The novel’s narrator ninety-eight-year-old Grace Bradley, a former maid for the Hartford family, spends the last days of her life unloading a secret she kept for too long. In the summer of 1924, during one of Riverton Estate’s famous parties, a young poet shot himself. The only witnesses to the tragic event were the two Hartford sisters, Hannah and Emmaline, and Grace. The novel takes a long time revealing the secrets of Riverton, and the shifting perspective of Grace as an eager fourteen-year-old housemaid and then as an aged woman adds to the novel’s secretive layers.

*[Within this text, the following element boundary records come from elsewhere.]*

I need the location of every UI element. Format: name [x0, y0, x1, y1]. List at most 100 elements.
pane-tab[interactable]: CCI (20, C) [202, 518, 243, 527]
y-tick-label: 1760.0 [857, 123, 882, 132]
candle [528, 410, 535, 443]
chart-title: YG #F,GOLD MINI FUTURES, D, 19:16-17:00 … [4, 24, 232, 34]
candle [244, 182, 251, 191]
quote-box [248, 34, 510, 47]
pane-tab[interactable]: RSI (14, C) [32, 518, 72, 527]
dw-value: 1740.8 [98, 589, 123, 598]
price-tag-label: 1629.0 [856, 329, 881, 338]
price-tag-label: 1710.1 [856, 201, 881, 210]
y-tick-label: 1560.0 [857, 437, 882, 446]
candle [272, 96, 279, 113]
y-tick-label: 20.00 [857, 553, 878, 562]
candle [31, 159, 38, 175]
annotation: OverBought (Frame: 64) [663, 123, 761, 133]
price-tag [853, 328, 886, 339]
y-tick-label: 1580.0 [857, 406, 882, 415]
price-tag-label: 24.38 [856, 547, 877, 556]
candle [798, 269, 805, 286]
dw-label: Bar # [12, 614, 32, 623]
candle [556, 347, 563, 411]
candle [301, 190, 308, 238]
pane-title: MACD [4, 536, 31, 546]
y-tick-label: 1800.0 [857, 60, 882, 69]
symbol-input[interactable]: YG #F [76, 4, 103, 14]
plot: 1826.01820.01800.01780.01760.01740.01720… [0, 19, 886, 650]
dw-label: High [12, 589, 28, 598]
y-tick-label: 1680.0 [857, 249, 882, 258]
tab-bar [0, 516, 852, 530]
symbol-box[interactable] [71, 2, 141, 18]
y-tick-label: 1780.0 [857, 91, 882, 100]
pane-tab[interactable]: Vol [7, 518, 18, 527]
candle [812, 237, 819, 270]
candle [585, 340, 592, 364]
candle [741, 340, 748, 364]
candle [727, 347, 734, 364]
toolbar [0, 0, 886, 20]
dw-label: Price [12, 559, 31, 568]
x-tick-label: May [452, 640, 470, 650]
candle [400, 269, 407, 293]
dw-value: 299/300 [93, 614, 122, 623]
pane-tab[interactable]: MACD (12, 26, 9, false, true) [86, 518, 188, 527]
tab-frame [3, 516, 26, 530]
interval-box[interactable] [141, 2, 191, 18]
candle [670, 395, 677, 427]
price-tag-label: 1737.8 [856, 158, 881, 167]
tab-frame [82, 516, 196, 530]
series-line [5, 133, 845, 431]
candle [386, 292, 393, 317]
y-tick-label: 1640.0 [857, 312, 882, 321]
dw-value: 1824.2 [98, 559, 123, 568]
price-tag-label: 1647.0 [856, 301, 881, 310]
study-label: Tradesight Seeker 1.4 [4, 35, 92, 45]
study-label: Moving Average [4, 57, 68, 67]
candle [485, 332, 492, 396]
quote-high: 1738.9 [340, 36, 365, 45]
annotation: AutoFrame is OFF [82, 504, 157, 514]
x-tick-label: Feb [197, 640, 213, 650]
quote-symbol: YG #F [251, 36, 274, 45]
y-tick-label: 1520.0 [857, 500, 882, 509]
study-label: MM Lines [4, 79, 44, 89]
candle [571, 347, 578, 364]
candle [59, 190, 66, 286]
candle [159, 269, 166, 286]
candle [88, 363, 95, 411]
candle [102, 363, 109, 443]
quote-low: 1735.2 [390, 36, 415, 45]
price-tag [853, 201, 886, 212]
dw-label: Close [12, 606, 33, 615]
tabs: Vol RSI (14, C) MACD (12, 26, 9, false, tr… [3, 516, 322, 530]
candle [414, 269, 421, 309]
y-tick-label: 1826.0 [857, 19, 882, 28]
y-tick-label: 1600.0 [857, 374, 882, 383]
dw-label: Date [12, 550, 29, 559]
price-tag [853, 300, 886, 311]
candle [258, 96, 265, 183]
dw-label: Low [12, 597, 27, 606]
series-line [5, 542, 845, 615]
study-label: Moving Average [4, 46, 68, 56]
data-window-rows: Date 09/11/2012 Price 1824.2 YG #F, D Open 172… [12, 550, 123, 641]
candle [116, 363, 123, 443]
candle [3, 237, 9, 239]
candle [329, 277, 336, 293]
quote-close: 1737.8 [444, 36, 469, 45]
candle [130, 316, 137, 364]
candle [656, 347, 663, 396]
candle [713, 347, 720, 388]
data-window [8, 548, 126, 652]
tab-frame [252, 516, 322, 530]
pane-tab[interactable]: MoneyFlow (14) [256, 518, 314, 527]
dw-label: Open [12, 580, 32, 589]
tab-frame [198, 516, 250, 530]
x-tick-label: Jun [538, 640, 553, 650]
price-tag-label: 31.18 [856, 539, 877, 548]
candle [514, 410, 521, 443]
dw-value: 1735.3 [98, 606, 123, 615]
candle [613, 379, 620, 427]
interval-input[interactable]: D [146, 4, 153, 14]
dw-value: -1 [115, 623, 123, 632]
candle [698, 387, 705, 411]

I am a sucker for novels like this, and I am fascinated with this time period. Though tragic and haunting (like any good novel about a mysterious death on an English manor should be) the book develops character nicely, and Morton paces the reveals throughout the storyline. At times predictable with some of her secrets, Morton’s first novel kept me guessing, too.
Have you discovered an author’s early works while waiting on the latest release?
This is definitely on my list now. Maybe it will tide me over until /Downton Abbey/ Season 4 starts in the US!
Isn’t everything just something to tide us over until /Downton Abbey/ returns? Let’s be honest here.
Confession. I have not seen Downton Abbey.